Conclusion – Scrap These Regulations.

     Not all of these tax and regulatory compliance costs can be erased. Nonetheless, given the toll they already exact on our nation’s competitiveness, policymakers have a special responsibility to avoid enlarging the problem and endangering a nascent economic recovery.

     For all the foregoing reasons, we urge the Board of Governors to abandon this rulemaking process entirely. At the very least, more deliberations from elected and appointed officials are necessary to consider the full impact of Section 1075 and other provisions of the Wall Street Reform and Consumer Protection Act. In separate hearings before Congress last week, both you and Governor Raskin raised thoughtful points about the interaction of the regulations with smaller financial institutions, and about other portions of the proposal. Still more exploration of the law is necessary on numerous counts. To name just one, the effect of these regulations on the availability and utility of debit cards in government purchasing – and the potential effect on overhead costs to taxpayers – deserves further examination.

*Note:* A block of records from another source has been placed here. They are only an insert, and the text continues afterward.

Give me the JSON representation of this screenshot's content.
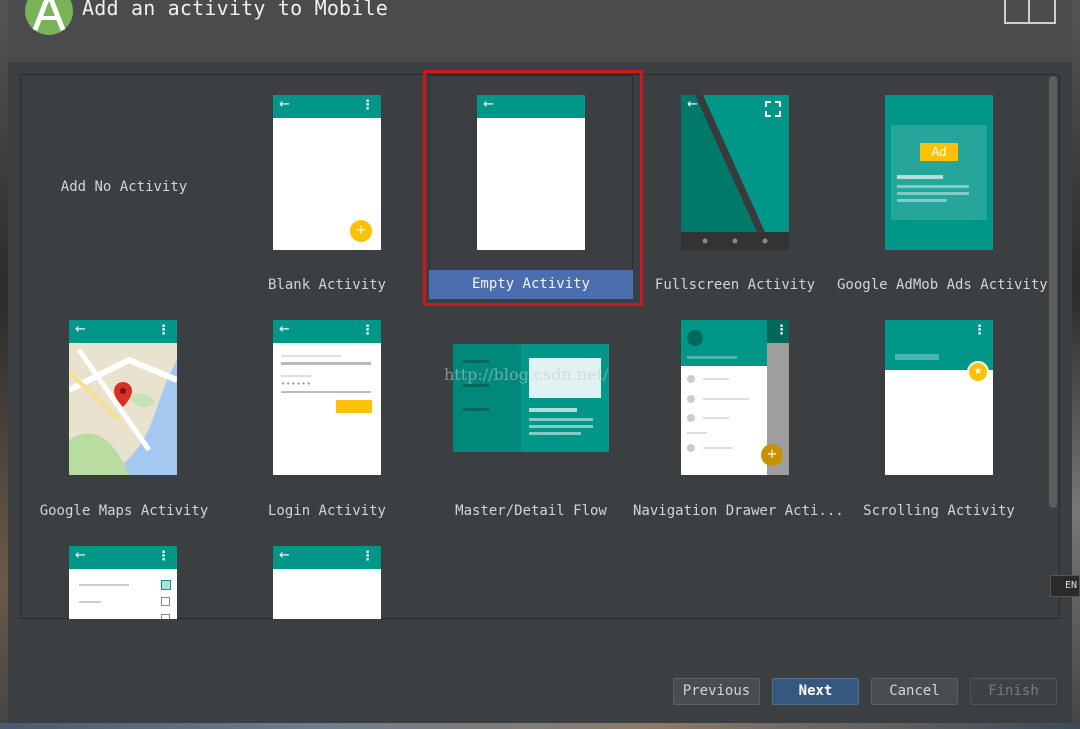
{
  "window": {
    "title": "Add an activity to Mobile"
  },
  "gallery": {
    "items": [
      {
        "label": "Add No Activity"
      },
      {
        "label": "Blank Activity"
      },
      {
        "label": "Empty Activity",
        "selected": true
      },
      {
        "label": "Fullscreen Activity"
      },
      {
        "label": "Google AdMob Ads Activity",
        "ad_badge": "Ad"
      },
      {
        "label": "Google Maps Activity"
      },
      {
        "label": "Login Activity",
        "password_mask": "••••••"
      },
      {
        "label": "Master/Detail Flow"
      },
      {
        "label": "Navigation Drawer Acti..."
      },
      {
        "label": "Scrolling Activity"
      },
      {
        "label": ""
      },
      {
        "label": ""
      }
    ]
  },
  "watermark": "http://blog.csdn.net/",
  "ime_indicator": "EN",
  "buttons": {
    "previous": {
      "label": "Previous",
      "enabled": true
    },
    "next": {
      "label": "Next",
      "enabled": true
    },
    "cancel": {
      "label": "Cancel",
      "enabled": true
    },
    "finish": {
      "label": "Finish",
      "enabled": false
    }
  },
  "colors": {
    "teal": "#009688",
    "accent": "#ffc107",
    "selection": "#4b6eaf",
    "highlight_border": "#d0161c"
  },
  "icons": {
    "app_logo": "android-studio-logo-icon",
    "device": "device-form-factor-icon"
  }
}
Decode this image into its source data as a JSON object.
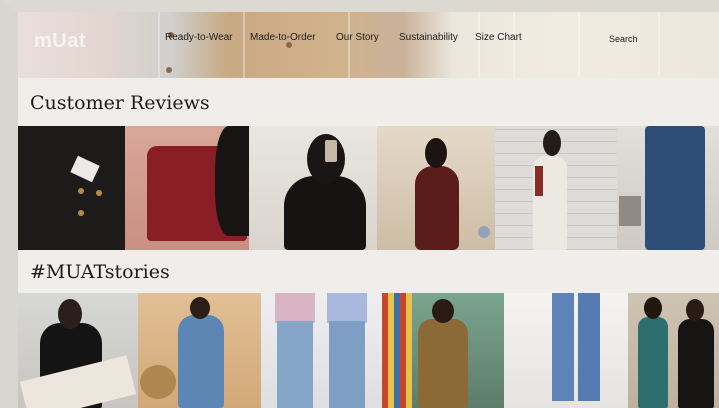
{
  "header": {
    "logo": "mUat",
    "nav": [
      "Ready-to-Wear",
      "Made-to-Order",
      "Our Story",
      "Sustainability",
      "Size Chart"
    ],
    "search_label": "Search"
  },
  "sections": {
    "reviews_title": "Customer Reviews",
    "stories_title": "#MUATstories"
  },
  "colors": {
    "page_bg": "#f0eeea",
    "text": "#1b1b1b",
    "nav_text": "#1e1e1e",
    "logo": "#f7f3ee"
  }
}
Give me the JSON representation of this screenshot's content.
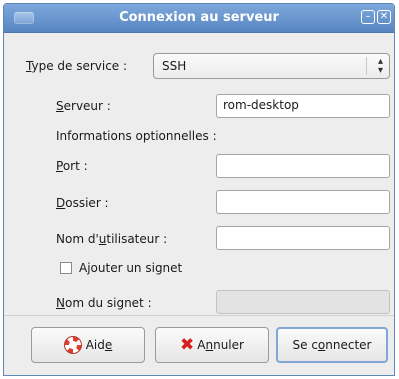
{
  "window": {
    "title": "Connexion au serveur"
  },
  "service": {
    "label": "Type de service :",
    "value": "SSH"
  },
  "server": {
    "label": "Serveur :",
    "value": "rom-desktop"
  },
  "optional": {
    "heading": "Informations optionnelles :"
  },
  "port": {
    "label": "Port :",
    "value": ""
  },
  "folder": {
    "label": "Dossier :",
    "value": ""
  },
  "username": {
    "label": "Nom d'utilisateur :",
    "value": ""
  },
  "bookmark": {
    "checkbox_label": "Ajouter un signet",
    "name_label": "Nom du signet :",
    "checked": false,
    "value": ""
  },
  "buttons": {
    "help": "Aide",
    "cancel": "Annuler",
    "connect": "Se connecter"
  },
  "colors": {
    "titlebar": "#6a96cf",
    "cancel_icon": "#d81e1e",
    "help_icon": "#e23b2e"
  }
}
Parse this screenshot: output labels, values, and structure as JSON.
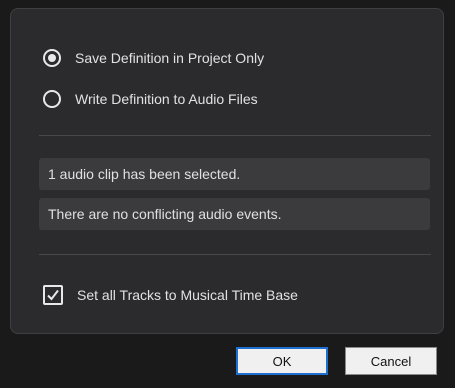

     Advocates of the current regulatory process argue that the Board of Governors has no power to delay it, and must move ahead with final rulemaking by April. Although regulators do perform their duties under a somewhat different set of circumstances than lawmakers, it is entirely appropriate for you and your colleagues to engage Congress and the Administration when you believe that certain laws could lead to untenable regulatory outcomes. For the sake of consumers, taxpayers, and the economy, we urge you to do so now.